Da dove si può partire per ricostruire? Ci sono tanti equivoci, tattici e non solo, in questa squadra. A partire, paradossalmente, da Ibrahimovic. Con lui abbiamo un giocatore che può decidere un campionato (quasi, purtroppo) da solo, ma nessun gioco. Privarci di lui sarebbe una follia, ma per poter dare un gioco al “suo” Milan si potrebbe provare a replicare l’esperimento di Guardiola a Barcellona, dove aveva comunque segnato oltre 20 gol in una stagione in cui non era sempre titolare: circondarlo di giocatori di qualità che gli girino attorno e trasformarlo in una prima punta vera e propria, senza farlo continuamente svariare per tutto il fronte offensivo. Per fare una cosa del genere serve però qualcuno che voglia farlo, e Allegri, che vede in Ibrahimovic la sua salvezza, l’assicurazione sulla vita che gli permette di vivacchiare, non credo sia l’uomo giusto per farlo. L’allenatore migliore al mondo è occupato all’Anzhi con Eto’o, il secondo è a Madrid, il terzo chiederebbe molti soldi e moltissimi investimenti, il quarto allena la Spagna. Il quinto, forse, potrebbe accettare la sfida.
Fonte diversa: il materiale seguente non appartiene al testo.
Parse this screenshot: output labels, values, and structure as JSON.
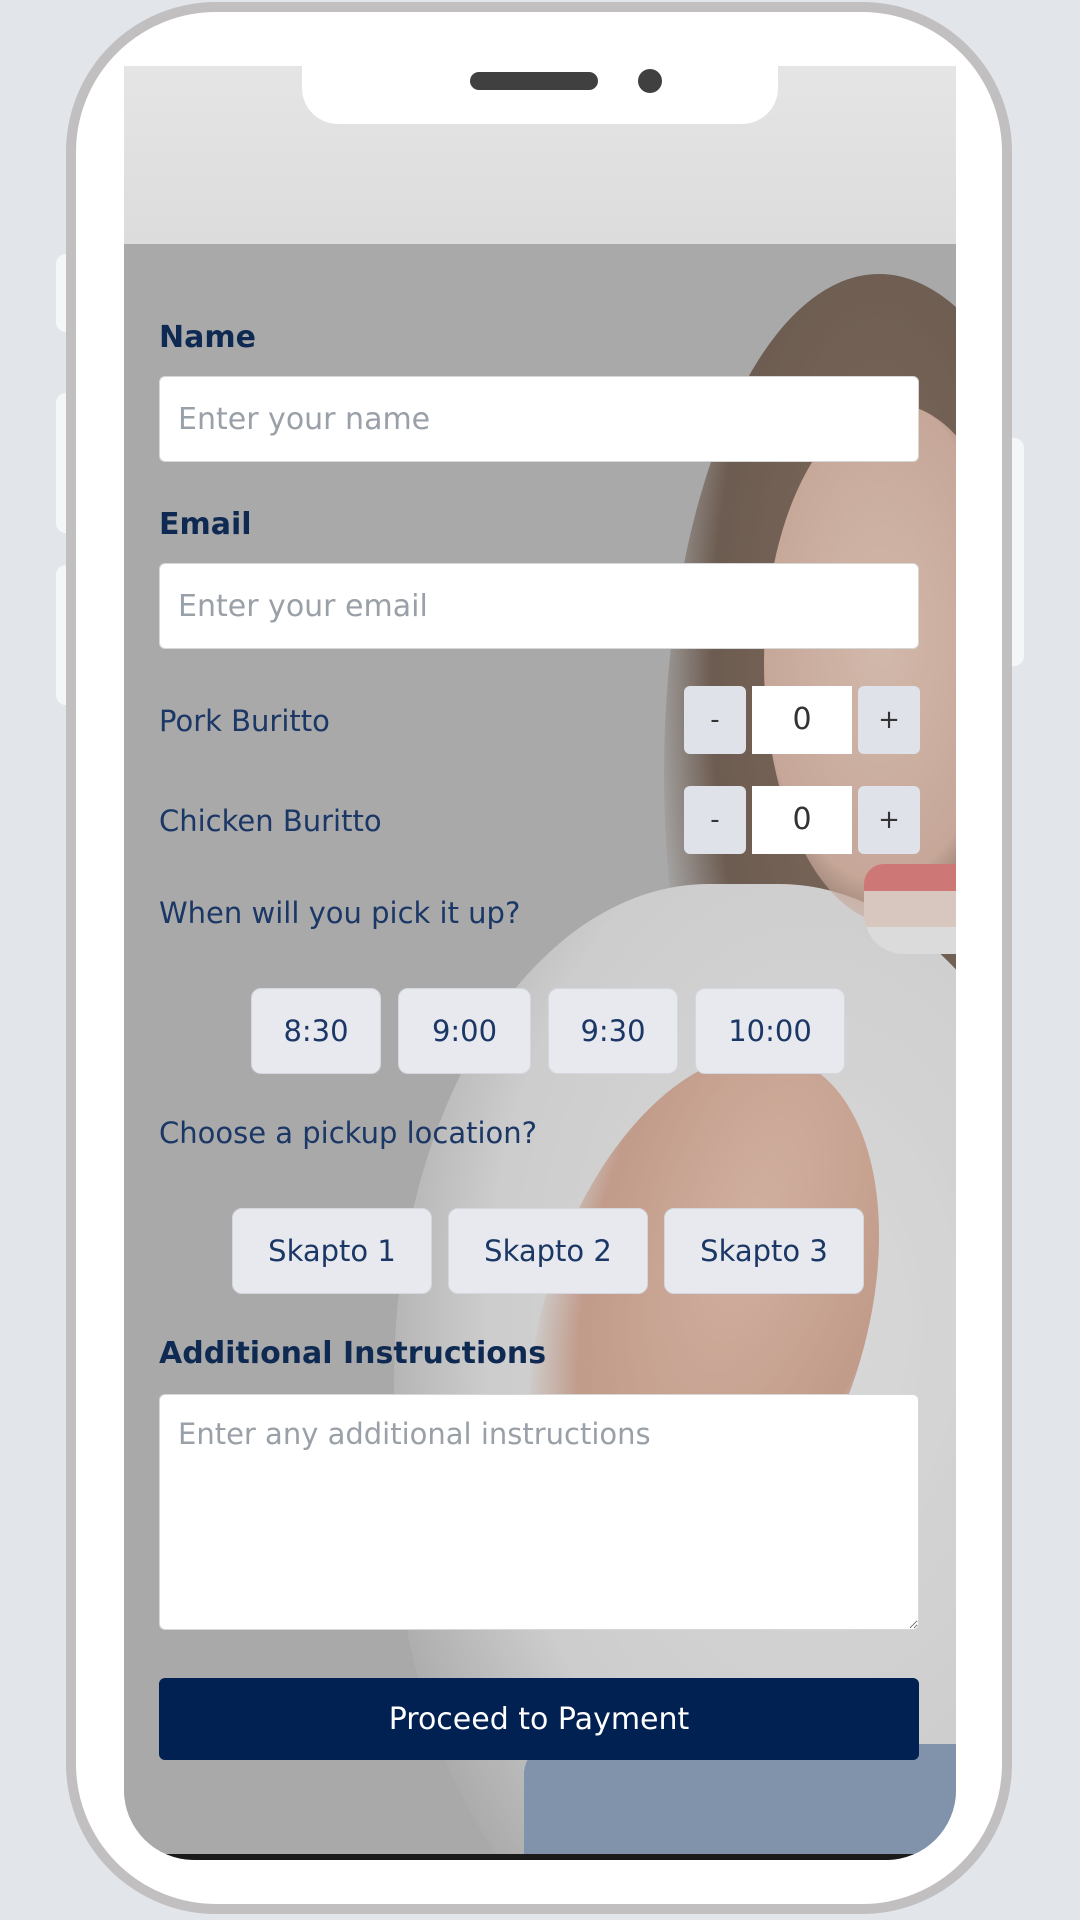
{
  "form": {
    "name_label": "Name",
    "name_placeholder": "Enter your name",
    "email_label": "Email",
    "email_placeholder": "Enter your email",
    "items": [
      {
        "label": "Pork Buritto",
        "quantity": "0",
        "minus": "-",
        "plus": "+"
      },
      {
        "label": "Chicken Buritto",
        "quantity": "0",
        "minus": "-",
        "plus": "+"
      }
    ],
    "pickup_time_label": "When will you pick it up?",
    "pickup_times": [
      "8:30",
      "9:00",
      "9:30",
      "10:00"
    ],
    "pickup_location_label": "Choose a pickup location?",
    "pickup_locations": [
      "Skapto 1",
      "Skapto 2",
      "Skapto 3"
    ],
    "instructions_label": "Additional Instructions",
    "instructions_placeholder": "Enter any additional instructions",
    "submit_label": "Proceed to Payment"
  },
  "colors": {
    "primary": "#002152",
    "label_text": "#0f2a52",
    "chip_bg": "#e7e9ee",
    "frame": "#c2bfc0"
  }
}
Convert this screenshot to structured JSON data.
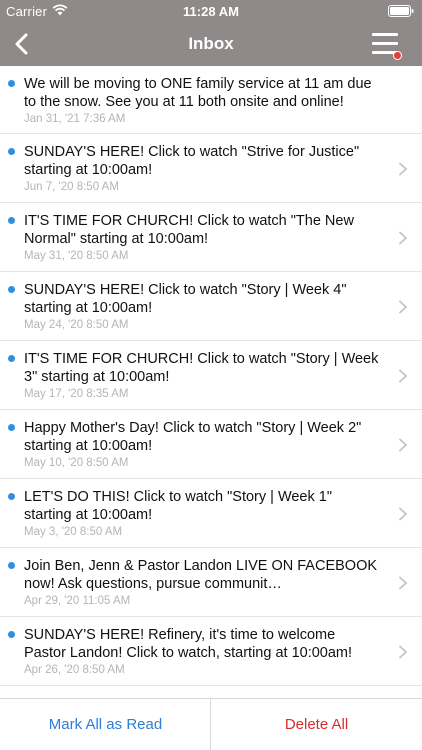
{
  "status_bar": {
    "carrier": "Carrier",
    "time": "11:28 AM"
  },
  "nav": {
    "title": "Inbox"
  },
  "messages": [
    {
      "text": "We will be moving to ONE family service at 11 am due to the snow. See you at 11 both onsite and online!",
      "date": "Jan 31, '21 7:36 AM",
      "unread": true
    },
    {
      "text": "SUNDAY'S HERE! Click to watch \"Strive for Justice\" starting at 10:00am!",
      "date": "Jun 7, '20 8:50 AM",
      "unread": true
    },
    {
      "text": "IT'S TIME FOR CHURCH! Click to watch \"The New Normal\" starting at 10:00am!",
      "date": "May 31, '20 8:50 AM",
      "unread": true
    },
    {
      "text": "SUNDAY'S HERE! Click to watch \"Story | Week 4\" starting at 10:00am!",
      "date": "May 24, '20 8:50 AM",
      "unread": true
    },
    {
      "text": "IT'S TIME FOR CHURCH! Click to watch \"Story | Week 3\" starting at 10:00am!",
      "date": "May 17, '20 8:35 AM",
      "unread": true
    },
    {
      "text": "Happy Mother's Day! Click to watch \"Story | Week 2\" starting at 10:00am!",
      "date": "May 10, '20 8:50 AM",
      "unread": true
    },
    {
      "text": "LET'S DO THIS! Click to watch \"Story | Week 1\" starting at 10:00am!",
      "date": "May 3, '20 8:50 AM",
      "unread": true
    },
    {
      "text": "Join Ben, Jenn & Pastor Landon LIVE ON FACEBOOK now! Ask questions, pursue communit…",
      "date": "Apr 29, '20 11:05 AM",
      "unread": true
    },
    {
      "text": "SUNDAY'S HERE! Refinery, it's time to welcome Pastor Landon! Click to watch, starting at 10:00am!",
      "date": "Apr 26, '20 8:50 AM",
      "unread": true
    }
  ],
  "toolbar": {
    "mark_all_label": "Mark All as Read",
    "delete_all_label": "Delete All"
  },
  "colors": {
    "nav_bg": "#8f8a89",
    "unread_dot": "#2f8fe0",
    "mark_all": "#2c7fd4",
    "delete_all": "#d62d2d",
    "menu_badge": "#e23c3c"
  },
  "icons": {
    "back": "chevron-left-icon",
    "menu": "hamburger-menu-icon",
    "row_disclosure": "chevron-right-icon"
  }
}
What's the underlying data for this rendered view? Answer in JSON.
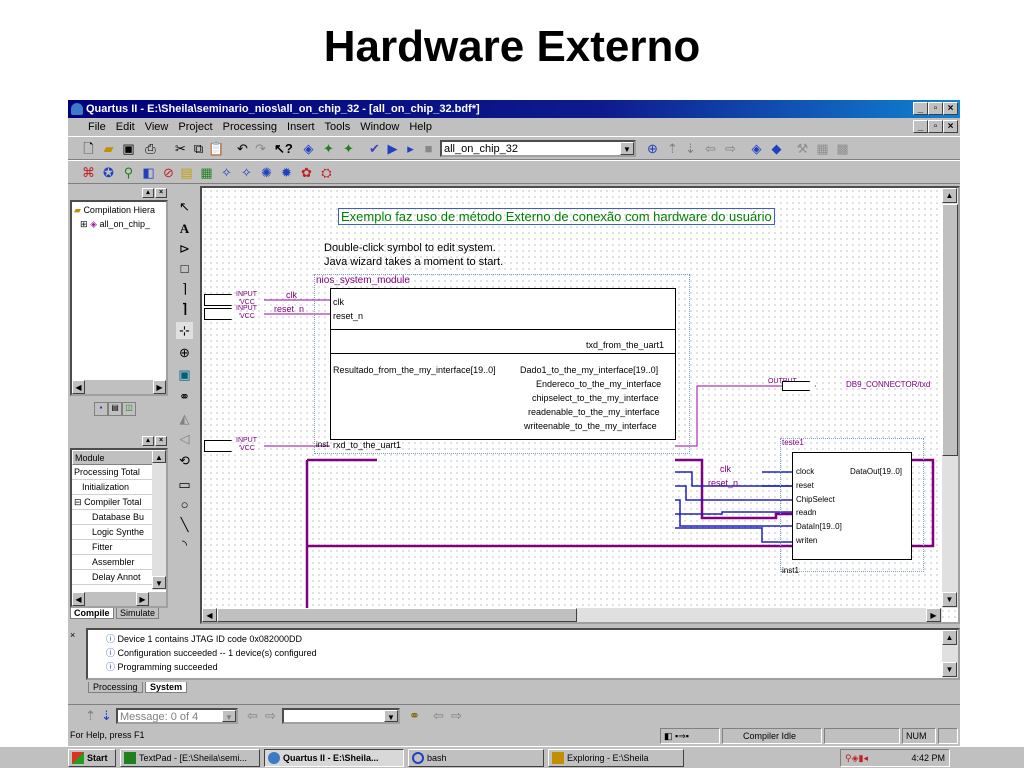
{
  "slide_title": "Hardware Externo",
  "window": {
    "title": "Quartus II - E:\\Sheila\\seminario_nios\\all_on_chip_32 - [all_on_chip_32.bdf*]",
    "menu": [
      "File",
      "Edit",
      "View",
      "Project",
      "Processing",
      "Insert",
      "Tools",
      "Window",
      "Help"
    ],
    "project_combo": "all_on_chip_32"
  },
  "project_nav": {
    "tree_root": "Compilation Hiera",
    "tree_child": "all_on_chip_",
    "tabs": [
      "Compile",
      "Simulate"
    ],
    "module_header": "Module",
    "modules": [
      "Processing Total",
      "Initialization",
      "Compiler Total",
      "Database Bu",
      "Logic Synthe",
      "Fitter",
      "Assembler",
      "Delay Annot"
    ]
  },
  "schematic": {
    "annotation": "Exemplo faz uso de método Externo de conexão com hardware do usuário",
    "hint_line1": "Double-click symbol to edit system.",
    "hint_line2": "Java wizard takes a moment to start.",
    "nios": {
      "name": "nios_system_module",
      "inst": "inst",
      "ports_left": [
        "clk",
        "reset_n",
        "rxd_to_the_uart1",
        "Resultado_from_the_my_interface[19..0]"
      ],
      "ports_right": [
        "txd_from_the_uart1",
        "Dado1_to_the_my_interface[19..0]",
        "Endereco_to_the_my_interface",
        "chipselect_to_the_my_interface",
        "readenable_to_the_my_interface",
        "writeenable_to_the_my_interface"
      ]
    },
    "inputs": [
      {
        "type": "INPUT",
        "vcc": "VCC",
        "net": "clk"
      },
      {
        "type": "INPUT",
        "vcc": "VCC",
        "net": "reset_n"
      },
      {
        "type": "INPUT",
        "vcc": "VCC",
        "net": ""
      }
    ],
    "output": {
      "type": "OUTPUT",
      "net": "DB9_CONNECTOR/txd"
    },
    "teste": {
      "name": "teste1",
      "inst": "inst1",
      "ports_left": [
        "clock",
        "reset",
        "ChipSelect",
        "readn",
        "DataIn[19..0]",
        "writen"
      ],
      "port_right": "DataOut[19..0]",
      "nets": [
        "clk",
        "reset_n"
      ]
    }
  },
  "messages": {
    "lines": [
      "Device 1 contains JTAG ID code 0x082000DD",
      "Configuration succeeded -- 1 device(s) configured",
      "Programming succeeded"
    ],
    "tabs": [
      "Processing",
      "System"
    ],
    "message_field": "Message: 0 of 4"
  },
  "statusbar": {
    "help": "For Help, press F1",
    "state": "Compiler Idle",
    "num": "NUM"
  },
  "taskbar": {
    "start": "Start",
    "items": [
      "TextPad - [E:\\Sheila\\semi...",
      "Quartus II - E:\\Sheila...",
      "bash",
      "Exploring - E:\\Sheila"
    ],
    "clock": "4:42 PM"
  },
  "colors": {
    "title_bar": "#00007b",
    "bus_wire": "#800080",
    "net_wire": "#2020c0",
    "annotation_text": "#008000"
  }
}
Viene da due Bundes vinte in carrozza e a Dortmund, dopo l’addio del comunque poco decisivo Barrios e l’imminente partenza di Kagawa dopo quella di Sahin dello scorso anno, ci potrebbe essere aria di smobilitazione. Klopp potrebbe essere il nome giusto per ricostruire qualcosa di bello ed esaltante, ma sarebbe un’avventura che implicherebbe soldi da investire e molti rischi. Ci vorrebbe entusiasmo, voglia di vincere, impegno. Sarebbe un progetto che coinvolgerebbe di nuovo i tifosi e che li potrebbe riavvicinare alla squadra, dopo un San Siro lasciato quasi deserto nelle ultime gare casalinghe. Ci vorrebbero troppe cose che al momento non ci sono. Mala tempora currunt.
A volte, purtroppo, sembra che dell’A.C. Milan interessi solo a noi.